AL-FAISAL: How can I be unknowing and a go-between at the same time, Ms. Couric? This is totally fabricated story and without any basis of fact at all. And, as I understand it, even some officials in the United States have denied the allegations made by this fellow Posner.
COURIC: In his book, he also describes the interrogation of a terrorist known as Abu Zubaydah, the number three man in Al Qaeda. Apparently U.S. officials rigged up a room to make it seem as if he was being interrogated in Saudi Arabia. They gave him sodium pentathol or truth serum. And according to the book, at that point Zubaydah relaxed, gave interrogators Saudi numbers to call and named three members of the royal family who would be able to help him out of his situation. And then, in a very strange twist, all of those people are now dead. They all died, some mysteriously, within months of each other. What do you make of this account?
AL-FAISAL: Well, this is what makes it so sad and so really reviling about the book. It takes three people like Prince Faisal bin Salman, well-known to the United States because he was the owner of one of the Kentucky Derby winners a couple of years ago, and two other princes, and all three had absolutely nothing to do either with politics or with bin Laden or with terrorism. And he maligns them by these aspersions in his book. And what he bases his information on is leaks from sources in the administration: one from the White House as he claims, and the other one from the CIA. Why doesn't he name his sources so that people can question them?
And this is what is so disgusting about the whole book is that it is based on unnamed sources and really a rehashing of stories that came about since September 11.
COURIC: Why, in your view, Prince Turki, do so many questions still persist about Saudi Arabia and its role in September 11 and its role in the fight against terrorism?
AL-FAISAL: Well, I have absolutely no idea, because what we have been doing before and since September 11 is to work very closely with the United States in combating terrorism, and more particularly in combating Osama bin Laden. When I was director of intelligence in the Kingdom in 1997, our defense minister proposed to your director of central intelligence - George Tenet, at the time - the setting up of a joint committee to pursue and follow all of the actions and information particularly about bin Laden. And that committee has been meeting since 1997 on almost a bimonthly basis, one time in the States, one time in the Kingdom. And ...
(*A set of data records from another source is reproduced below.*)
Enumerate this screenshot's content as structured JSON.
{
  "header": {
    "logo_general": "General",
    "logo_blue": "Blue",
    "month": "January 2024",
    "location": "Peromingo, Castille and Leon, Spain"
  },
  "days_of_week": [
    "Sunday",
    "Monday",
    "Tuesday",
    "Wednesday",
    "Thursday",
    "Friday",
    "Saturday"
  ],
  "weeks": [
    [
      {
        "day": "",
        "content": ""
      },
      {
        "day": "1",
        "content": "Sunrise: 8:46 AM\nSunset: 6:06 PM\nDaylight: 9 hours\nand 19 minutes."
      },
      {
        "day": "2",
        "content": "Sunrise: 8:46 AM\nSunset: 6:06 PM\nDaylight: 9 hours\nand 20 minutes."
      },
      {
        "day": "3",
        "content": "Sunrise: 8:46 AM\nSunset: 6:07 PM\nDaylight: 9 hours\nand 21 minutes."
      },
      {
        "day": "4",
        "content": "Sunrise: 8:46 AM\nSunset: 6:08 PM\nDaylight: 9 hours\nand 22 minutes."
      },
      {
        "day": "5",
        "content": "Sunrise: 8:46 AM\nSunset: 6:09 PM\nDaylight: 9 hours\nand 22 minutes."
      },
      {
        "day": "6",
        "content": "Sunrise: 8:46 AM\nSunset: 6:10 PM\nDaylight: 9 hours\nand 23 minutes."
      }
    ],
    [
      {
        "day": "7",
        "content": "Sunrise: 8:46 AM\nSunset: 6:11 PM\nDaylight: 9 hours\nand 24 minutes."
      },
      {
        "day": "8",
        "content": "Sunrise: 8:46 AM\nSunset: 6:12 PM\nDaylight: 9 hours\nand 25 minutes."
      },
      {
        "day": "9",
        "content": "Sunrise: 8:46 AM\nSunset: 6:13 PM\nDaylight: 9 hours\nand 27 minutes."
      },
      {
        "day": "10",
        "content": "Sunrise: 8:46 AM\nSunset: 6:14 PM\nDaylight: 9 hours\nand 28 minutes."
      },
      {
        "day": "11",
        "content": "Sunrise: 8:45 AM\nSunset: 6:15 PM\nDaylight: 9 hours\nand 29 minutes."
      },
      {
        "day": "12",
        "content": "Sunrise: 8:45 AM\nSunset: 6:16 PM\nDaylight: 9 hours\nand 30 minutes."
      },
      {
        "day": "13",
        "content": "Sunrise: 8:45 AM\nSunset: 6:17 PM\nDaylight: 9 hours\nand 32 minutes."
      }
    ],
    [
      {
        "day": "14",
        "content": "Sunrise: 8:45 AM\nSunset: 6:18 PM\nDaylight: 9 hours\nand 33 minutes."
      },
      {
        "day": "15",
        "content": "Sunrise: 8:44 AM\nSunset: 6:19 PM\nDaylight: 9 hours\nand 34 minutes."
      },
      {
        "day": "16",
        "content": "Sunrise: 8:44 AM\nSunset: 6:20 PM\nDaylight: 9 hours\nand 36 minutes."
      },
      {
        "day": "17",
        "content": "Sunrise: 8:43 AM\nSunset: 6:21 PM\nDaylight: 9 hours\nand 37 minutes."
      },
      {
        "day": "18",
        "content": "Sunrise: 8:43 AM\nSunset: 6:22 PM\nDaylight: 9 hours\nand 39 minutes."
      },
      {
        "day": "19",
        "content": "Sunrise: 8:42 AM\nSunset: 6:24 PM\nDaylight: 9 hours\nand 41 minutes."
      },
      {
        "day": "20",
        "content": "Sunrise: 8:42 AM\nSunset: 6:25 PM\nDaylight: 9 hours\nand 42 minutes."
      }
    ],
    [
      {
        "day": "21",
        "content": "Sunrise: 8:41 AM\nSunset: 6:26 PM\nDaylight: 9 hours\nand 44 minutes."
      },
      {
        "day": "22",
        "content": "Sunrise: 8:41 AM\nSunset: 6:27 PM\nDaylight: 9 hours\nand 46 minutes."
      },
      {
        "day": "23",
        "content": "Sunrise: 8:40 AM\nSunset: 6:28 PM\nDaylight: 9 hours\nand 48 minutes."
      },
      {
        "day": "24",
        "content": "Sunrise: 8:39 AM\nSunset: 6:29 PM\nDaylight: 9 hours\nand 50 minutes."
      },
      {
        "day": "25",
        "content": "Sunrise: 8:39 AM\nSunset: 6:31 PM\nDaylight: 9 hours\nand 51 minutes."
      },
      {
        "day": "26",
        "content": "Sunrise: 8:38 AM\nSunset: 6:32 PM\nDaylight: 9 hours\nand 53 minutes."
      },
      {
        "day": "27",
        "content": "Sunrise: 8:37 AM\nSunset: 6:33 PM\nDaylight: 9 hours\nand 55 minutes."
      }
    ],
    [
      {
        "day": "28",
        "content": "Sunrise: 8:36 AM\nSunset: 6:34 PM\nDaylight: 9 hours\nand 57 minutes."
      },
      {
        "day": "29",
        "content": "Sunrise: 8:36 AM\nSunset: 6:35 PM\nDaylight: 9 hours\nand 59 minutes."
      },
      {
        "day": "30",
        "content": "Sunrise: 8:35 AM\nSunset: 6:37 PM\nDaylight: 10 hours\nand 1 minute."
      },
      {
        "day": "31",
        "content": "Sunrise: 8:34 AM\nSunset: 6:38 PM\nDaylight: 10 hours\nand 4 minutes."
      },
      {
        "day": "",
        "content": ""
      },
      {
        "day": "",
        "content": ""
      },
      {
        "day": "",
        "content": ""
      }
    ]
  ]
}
COURIC: If that's the case, Prince Turki, and you were head of Saudi Arabia's intelligence service for 24 years, did you have indication that these attacks were imminent? And if so, did you warn the United States in any way?
AL-FAISAL: If we had any indications that they were imminent, we would have shared them with the United States immediately because that committee was standing and working at that time. But both of us, the United States and Saudi Arabia, did not have that information.
COURIC: What do you make of the 28 pages that were redacted from the official report by Congress on September 11 having to with Saudi Arabia? Do you know what those pages contained? And how do you feel about the fact that they were redacted?
AL-FAISAL: Well, our foreign minister went to meet with President Bush on this specific issue and asked him to release those papers, because we knew that by not releasing them it would leave room for people to speculate and to make accusations and to make innuendoes about Saudi Arabia and so on.
We have nothing to fear. If there are any facts that can be proved in those 28 or 29 pages about Saudi Arabia, let's thrash them out, bring them out into the open, and we can follow them up and investigate them and jointly take action against them. But to leave them sequestered like that, without anybody being able to see them, at least from our side, is leaving the situation in a very terrible state because we're accused without knowing what we're accused of.
COURIC: Prince Turki, thanks so much for talking with us today.